Here’s an example of a simple autoencoder built using TensorFlow/Keras:

from tensorflow.keras.models import Model
from tensorflow.keras.layers import Input, Dense
from tensorflow.keras.datasets import mnist
import numpy as np

# Load data
(x_train, _), (x_test, _) = mnist.load_data()
x_train = x_train.astype('float32') / 255.
x_test = x_test.astype('float32') / 255.
x_train = x_train.reshape((len(x_train), 784))
x_test = x_test.reshape((len(x_test), 784))

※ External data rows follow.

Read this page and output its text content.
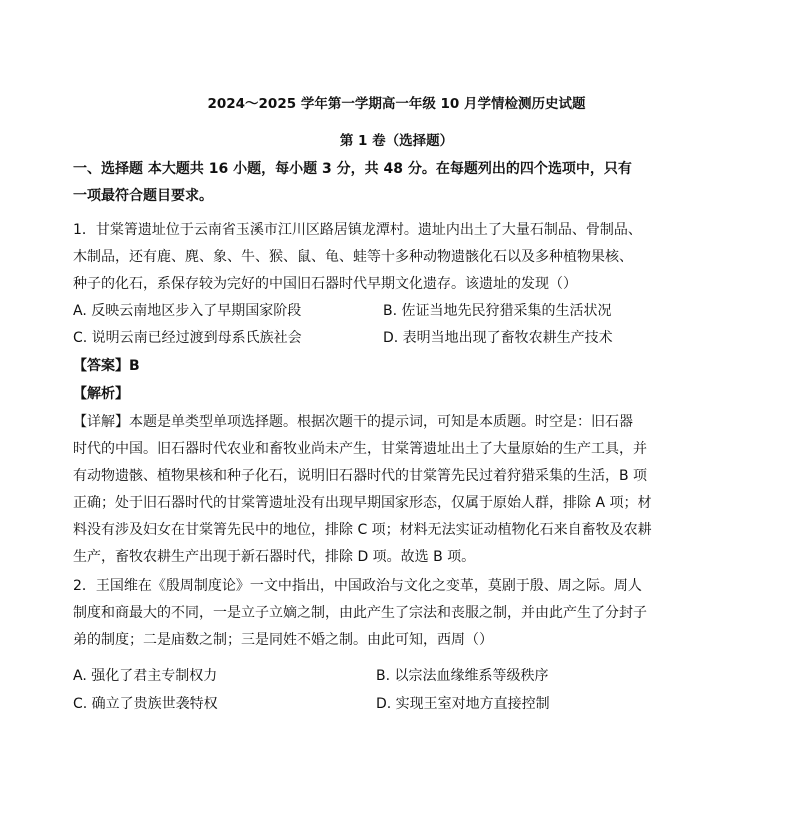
2024～2025 学年第一学期高一年级 10 月学情检测历史试题
第 1 卷（选择题）
一、选择题 本大题共 16 小题，每小题 3 分，共 48 分。在每题列出的四个选项中，只有
一项最符合题目要求。
1．甘棠箐遗址位于云南省玉溪市江川区路居镇龙潭村。遗址内出土了大量石制品、骨制品、
木制品，还有鹿、麂、象、牛、猴、鼠、龟、蛙等十多种动物遗骸化石以及多种植物果核、
种子的化石，系保存较为完好的中国旧石器时代早期文化遗存。该遗址的发现（）
A. 反映云南地区步入了早期国家阶段	B. 佐证当地先民狩猎采集的生活状况
C. 说明云南已经过渡到母系氏族社会	D. 表明当地出现了畜牧农耕生产技术
【答案】B
【解析】
【详解】本题是单类型单项选择题。根据次题干的提示词，可知是本质题。时空是：旧石器
时代的中国。旧石器时代农业和畜牧业尚未产生，甘棠箐遗址出土了大量原始的生产工具，并
有动物遗骸、植物果核和种子化石，说明旧石器时代的甘棠箐先民过着狩猎采集的生活，B 项
正确；处于旧石器时代的甘棠箐遗址没有出现早期国家形态，仅属于原始人群，排除 A 项；材
料没有涉及妇女在甘棠箐先民中的地位，排除 C 项；材料无法实证动植物化石来自畜牧及农耕
生产，畜牧农耕生产出现于新石器时代，排除 D 项。故选 B 项。
2．王国维在《殷周制度论》一文中指出，中国政治与文化之变革，莫剧于殷、周之际。周人
制度和商最大的不同，一是立子立嫡之制，由此产生了宗法和丧服之制，并由此产生了分封子
弟的制度；二是庙数之制；三是同姓不婚之制。由此可知，西周（）
A. 强化了君主专制权力	B. 以宗法血缘维系等级秩序
C. 确立了贵族世袭特权	D. 实现王室对地方直接控制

# Define encoding dimension
encoding_dim = 32

# Input placeholder
input_img = Input(shape=(784,))
# Encoded representation
encoded = Dense(encoding_dim, activation='relu')(input_img)
# Decoded (reconstructed) output
decoded = Dense(784, activation='sigmoid')(encoded)

# Autoencoder model
autoencoder = Model(input_img, decoded)
autoencoder.compile(optimizer='adam', loss='binary_crossentropy')

# Train the model
autoencoder.fit(x_train, x_train,
                epochs=50,
                batch_size=256,
                shuffle=True,
                validation_data=(x_test, x_test))

This code demonstrates a basic undercomplete autoencoder trained on the MNIST dataset for unsupervised learning and reconstruction.

Real-World Applications

Anomaly Detection

Autoencoders detect fraud or faults by reconstructing input and identifying data that deviates significantly from the norm.

Bioinformatics

Used to reduce the dimensionality of genetic data while preserving patterns and relationships.

Image Denoising

Trained to reconstruct clean images from noisy input images by learning patterns of clean data.

Data Compression

Compress high-dimensional data to lower dimensions for storage and processing efficiency.

Resources

Video Tutorials

below is the video resource

PDFs

The following documents

Recommended Books

Interview Questions

What is an autoencoder?

An autoencoder is a type of neural network that learns to encode input data into a compressed representation and then decode it back to the original data, typically used for unsupervised learning.

How does an autoencoder detect anomalies?

Autoencoders are trained on normal data. If an input significantly differs from this distribution, the reconstruction error increases, flagging it as an anomaly.

What is the latent space in an autoencoder?

The latent space is the compressed, encoded representation of the input data generated by the encoder, capturing the most significant features in fewer dimensions.